Saturday, April 17, 2010
Yulee Sugar Mill Ruins Historic State Park - Homosassa, Florida
The Yulee Sugar Mill Ruins are all that remain of the 5,100 acre Margarita sugar plantation of U.S. Senator David Levy Yulee. One of Florida's most prominent businessmen, industrialists and political leaders, Yulee owned tens of thousands of acres across Central and North Florida. After finishing a term as Florida's first U.S. Senator, however, he was not reelected in 1850 and by 1851 had relocated to Margarita on the Homosassa River just up the Gulf Coast from Tampa.

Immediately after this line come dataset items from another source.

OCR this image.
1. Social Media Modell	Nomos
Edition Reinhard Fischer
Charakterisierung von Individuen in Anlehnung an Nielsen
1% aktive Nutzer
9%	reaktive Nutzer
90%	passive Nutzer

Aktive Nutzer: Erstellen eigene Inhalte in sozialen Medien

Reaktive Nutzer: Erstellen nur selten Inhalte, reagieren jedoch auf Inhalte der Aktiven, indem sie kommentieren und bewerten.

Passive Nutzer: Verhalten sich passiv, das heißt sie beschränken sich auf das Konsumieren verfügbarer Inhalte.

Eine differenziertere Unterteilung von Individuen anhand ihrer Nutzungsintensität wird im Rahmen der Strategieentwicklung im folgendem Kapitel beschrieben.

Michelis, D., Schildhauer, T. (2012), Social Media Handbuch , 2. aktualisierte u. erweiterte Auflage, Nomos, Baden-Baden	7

The rich lowlands along the river were ideal for growing sugar cane, a crop that had been replaced by cotton in the northern regions of the state, and Yulee went heavily into the sugar business. Equipment was ordered from New York and brought in by ship and 69 slaves worked with cut limestone, brick and wood to build a sugar mill that soon was turning out barrels of Florida sugar for export to ports all along the Gulf and Atlantic Coasts of the United States and beyond.
Yulee's home on nearby Tiger Tail Island was "accidentally" burned by the Union Navy during the Civil War, but the plantation and mill remained in full operation through most of the conflict. The Yulee Sugar Mill was a major source of sugar for the Confederate army.